Three Questions about Isis

GhandhiI am probably not the person who should be writing this blog concerning Isis. I find that my opinion about Isis does not come from a long debated or informed study of the issues, but rather I am more reactive than I am responsive. My reactions are just that: A reaction to the latest threat or news of Isis and their evil being carried out on the innocents of the world.

In addition to that, my reactions run from the peaceful, informed words of a Jimmy Carter to the wildly uninformed male bravado of a Donald Trump. At one moment I want to do all for peace and understanding. And then I want to bomb the hell out of them. I think there are more of us feeling this confusion than we want to let on. So what do we do when our feelings run so deep and so far afield of what should be a more proper response to this most difficult and threatening evil?

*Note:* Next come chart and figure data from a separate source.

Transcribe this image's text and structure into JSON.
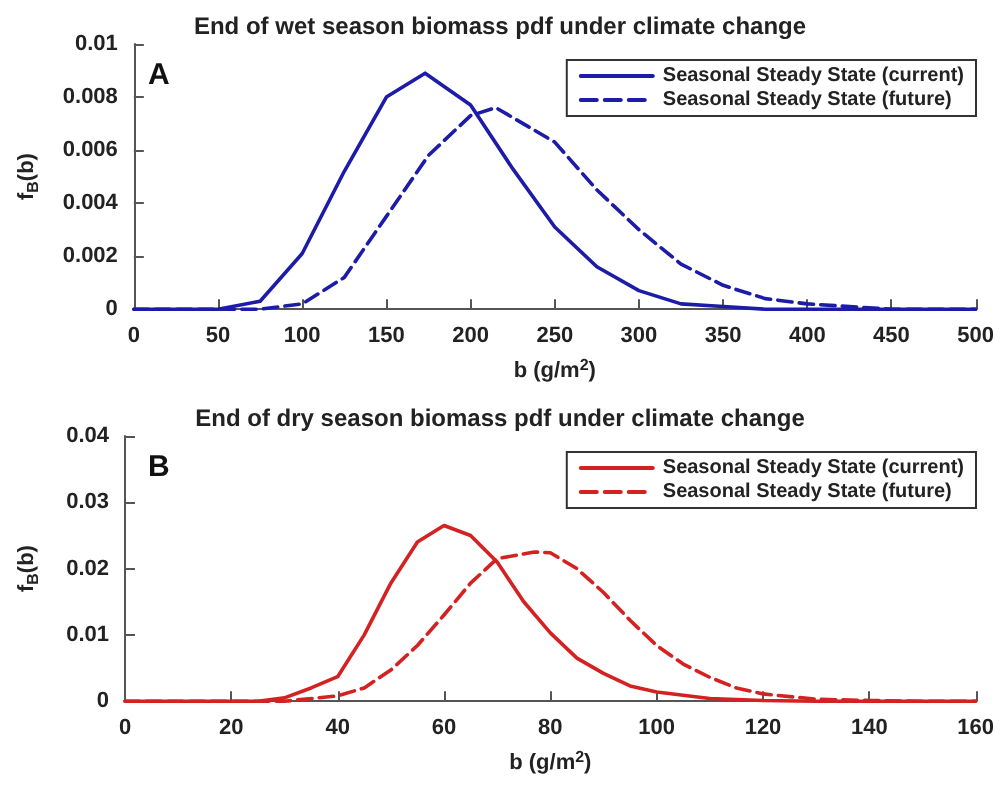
{
  "chart_data": [
    {
      "type": "line",
      "title": "End of wet season biomass pdf under climate change",
      "xlabel": "b (g/m$^{2}$)",
      "ylabel": "f$_{B}$(b)",
      "annotations": [
        "A"
      ],
      "xlim": [
        0,
        500
      ],
      "xticks": [
        0,
        50,
        100,
        150,
        200,
        250,
        300,
        350,
        400,
        450,
        500
      ],
      "ylim": [
        0,
        0.01
      ],
      "yticks": [
        0,
        0.002,
        0.004,
        0.006,
        0.008,
        0.01
      ],
      "grid": false,
      "legend": "top right",
      "marker": "none",
      "series": [
        {
          "name": "Seasonal Steady State (current)",
          "color": "#1c1ca8",
          "line_style": "solid",
          "x": [
            0,
            25,
            50,
            75,
            100,
            125,
            150,
            173,
            200,
            225,
            250,
            275,
            300,
            325,
            350,
            375,
            400,
            450,
            500
          ],
          "values": [
            0,
            0,
            0,
            0.0003,
            0.0021,
            0.0052,
            0.008,
            0.0089,
            0.0077,
            0.0053,
            0.0031,
            0.0016,
            0.0007,
            0.0002,
            0.0001,
            0,
            0,
            0,
            0
          ]
        },
        {
          "name": "Seasonal Steady State (future)",
          "color": "#1c1ca8",
          "line_style": "dashed",
          "x": [
            0,
            50,
            75,
            100,
            125,
            150,
            175,
            200,
            215,
            250,
            275,
            300,
            325,
            350,
            375,
            400,
            425,
            450,
            500
          ],
          "values": [
            0,
            0,
            0,
            0.0002,
            0.0012,
            0.0035,
            0.0058,
            0.0073,
            0.0076,
            0.0063,
            0.0045,
            0.003,
            0.0017,
            0.0009,
            0.0004,
            0.0002,
            0.0001,
            0,
            0
          ]
        }
      ]
    },
    {
      "type": "line",
      "title": "End of dry season biomass pdf under climate change",
      "xlabel": "b (g/m$^{2}$)",
      "ylabel": "f$_{B}$(b)",
      "annotations": [
        "B"
      ],
      "xlim": [
        0,
        160
      ],
      "xticks": [
        0,
        20,
        40,
        60,
        80,
        100,
        120,
        140,
        160
      ],
      "ylim": [
        0,
        0.04
      ],
      "yticks": [
        0,
        0.01,
        0.02,
        0.03,
        0.04
      ],
      "grid": false,
      "legend": "top right",
      "marker": "none",
      "series": [
        {
          "name": "Seasonal Steady State (current)",
          "color": "#d42222",
          "line_style": "solid",
          "x": [
            0,
            20,
            25,
            30,
            35,
            40,
            45,
            50,
            55,
            60,
            65,
            70,
            75,
            80,
            85,
            90,
            95,
            100,
            110,
            120,
            130,
            160
          ],
          "values": [
            0,
            0,
            0,
            0.0005,
            0.002,
            0.0037,
            0.01,
            0.0178,
            0.024,
            0.0265,
            0.025,
            0.021,
            0.015,
            0.0103,
            0.0065,
            0.0042,
            0.0023,
            0.0014,
            0.0004,
            0.0001,
            0,
            0
          ]
        },
        {
          "name": "Seasonal Steady State (future)",
          "color": "#d42222",
          "line_style": "dashed",
          "x": [
            0,
            30,
            40,
            45,
            50,
            55,
            60,
            65,
            70,
            77,
            80,
            85,
            90,
            95,
            100,
            105,
            110,
            115,
            120,
            130,
            140,
            150,
            160
          ],
          "values": [
            0,
            0,
            0.0008,
            0.002,
            0.0047,
            0.0084,
            0.013,
            0.0178,
            0.0215,
            0.0225,
            0.0224,
            0.02,
            0.0164,
            0.0122,
            0.0084,
            0.0056,
            0.0036,
            0.002,
            0.0011,
            0.0003,
            0.0001,
            0,
            0
          ]
        }
      ]
    }
  ]
}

I think there are three questions that need to be asked and answered.

ONE: I think the first question is a Faith question that needs to be answered by the leaders of the world’s religions. My suggestion would be something like a Vatican III, where the Pope gathers all the Faith leaders to a summit to discuss what should be the religious response to the evil that is being wrought upon the innocents of the world by these so-called religious zealots.

TWO: I think the second question is a political question where all the political leaders of the world, including those in question, gather to discuss and debate a political and/or military solution to the evil of Isis. We simply must come to some kind of consensus about how we are going to proceed with this battle.

THREE: The third question is much more personal and involves you and me. If we are honest with ourselves we know that within the human heart lingers the real possibility of evil but can become cultivated into a darkened evil in which genocide of people different from us becomes a real possibility, even something we understand as good.

So, that means we all need to look within and start becoming a Christian in deed, not just words alone, a Christian who reaches out to uplift the world and not just a bumper sticker Christian. It is time we all put ourselves to the old Gandhi test. Remember the story: Gandhi stayed with a Christian for six months to see if he wanted to become a Christian. Unfortunately after that six months he stayed a Hindu because he didn’t see anything attractive about being Christian. We all need to start living in such a way that others will want to become Christian people – they will know we are Christians by our love.

Seeing Gandhi live, the Christian missionary E. Stanley Jones asked him: “Mr Gandhi, though you quote the words of Christ often, why is it that you appear to so adamantly reject becoming his follower (Christian)”? The latter’s reply was clear: “Oh, I don’t reject your Christ. I love your Christ. It is just that so many of you Christians are so unlike your Christ”.

So we need to put away the bumper stickers and start living as people filled with the love of Christ. Whatever the answer is at least part of it from our perspective must be our living out this part of the Prayer… “Thy Kingdom come on earth as it is in heaven.”